The number of federal prosecutions against securities fraud is far lower under the Bush administration, according to new data. Indeed, the NY Times reports that this year, federal officials are on pace to bring the fewest prosecutions for securities fraud since at least 1991, according to data compiled by Syracuse University researchers.
According to the research,
there were 133 prosecutions for securities fraud in the first 11 months of this fiscal year. That is down from 437 cases in 2000 and from a high of 513 cases in 2002, when Wall Street scandals from Enron to WorldCom led to a crackdown on corporate crime, the data showed.
At the S.E.C., agency investigations that led to Justice Department prosecutions for securities fraud dropped from 69 in 2000 to just 9 in 2007, a decline of 87 percent, the data showed.
The SEC’s Scott Friedstad, Deputy Director of Enforcement, said the numbers did not reflect “the reality that I see on the ground. We are as committed as ever to vigorous enforcement efforts,” he said.
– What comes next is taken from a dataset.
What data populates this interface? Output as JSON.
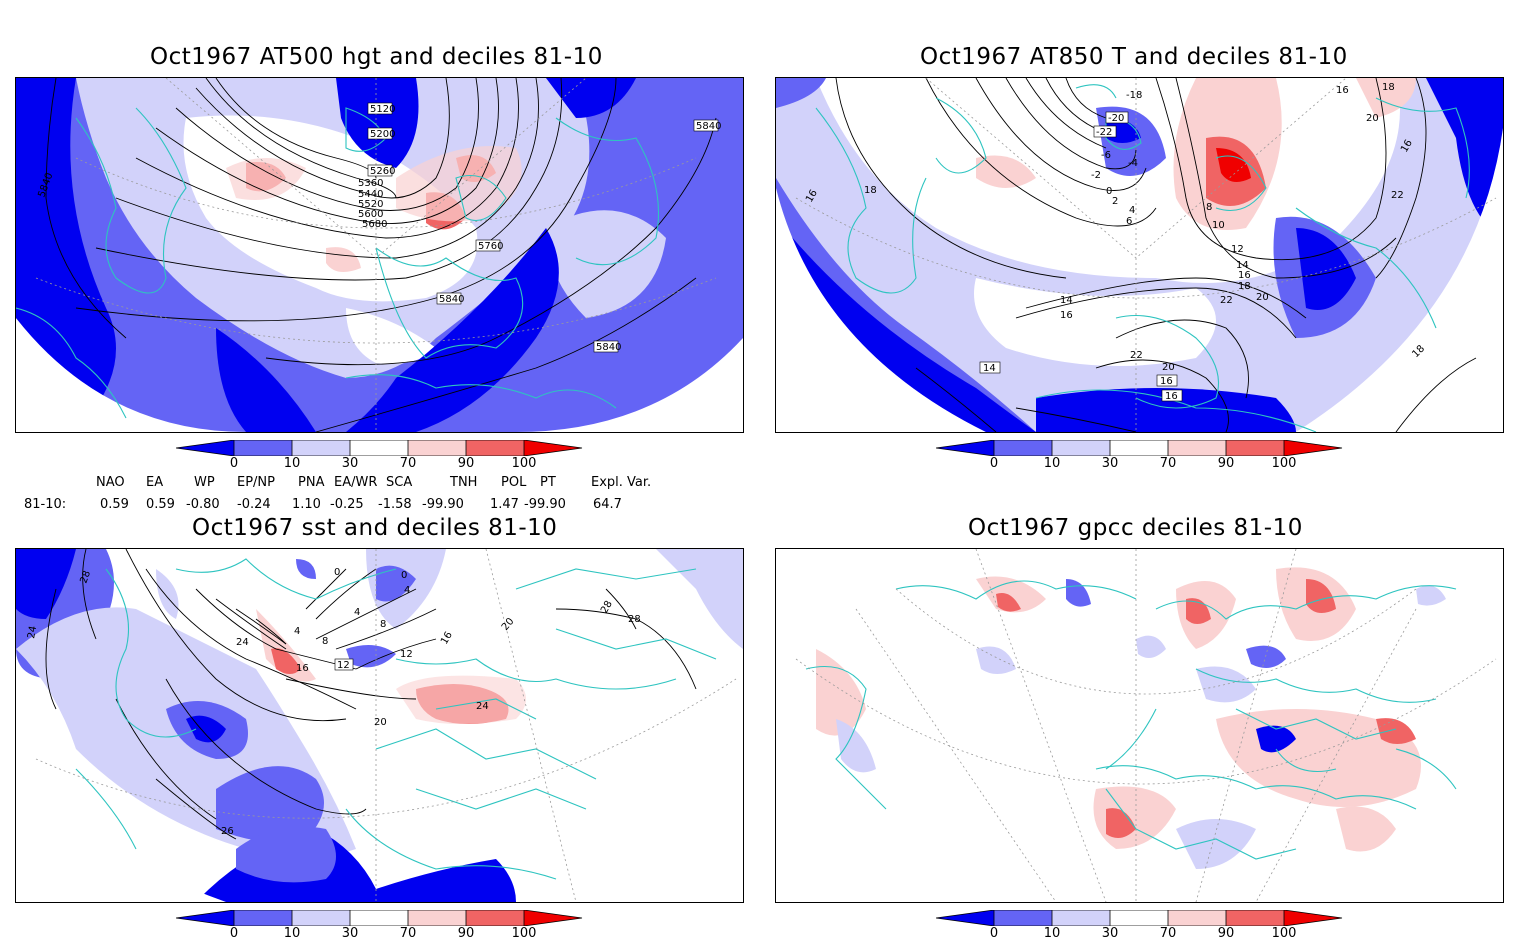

Bernstein Litowitz’s Sean Coffey told the NY Times that the SEC’s enforcement efforts have been “awful” and that the SEC has “neutered the ability of the enforcement staff to be as proactive as they could be. It’s hard to square the motto of investor advocate with the way they’ve performed the last eight years.” He said the declining number of stock fraud prosecutions may be partly a result of the backlash the Bush administration experienced after its aggressive pursuit of corporate crime following the Enron collapse in 2002.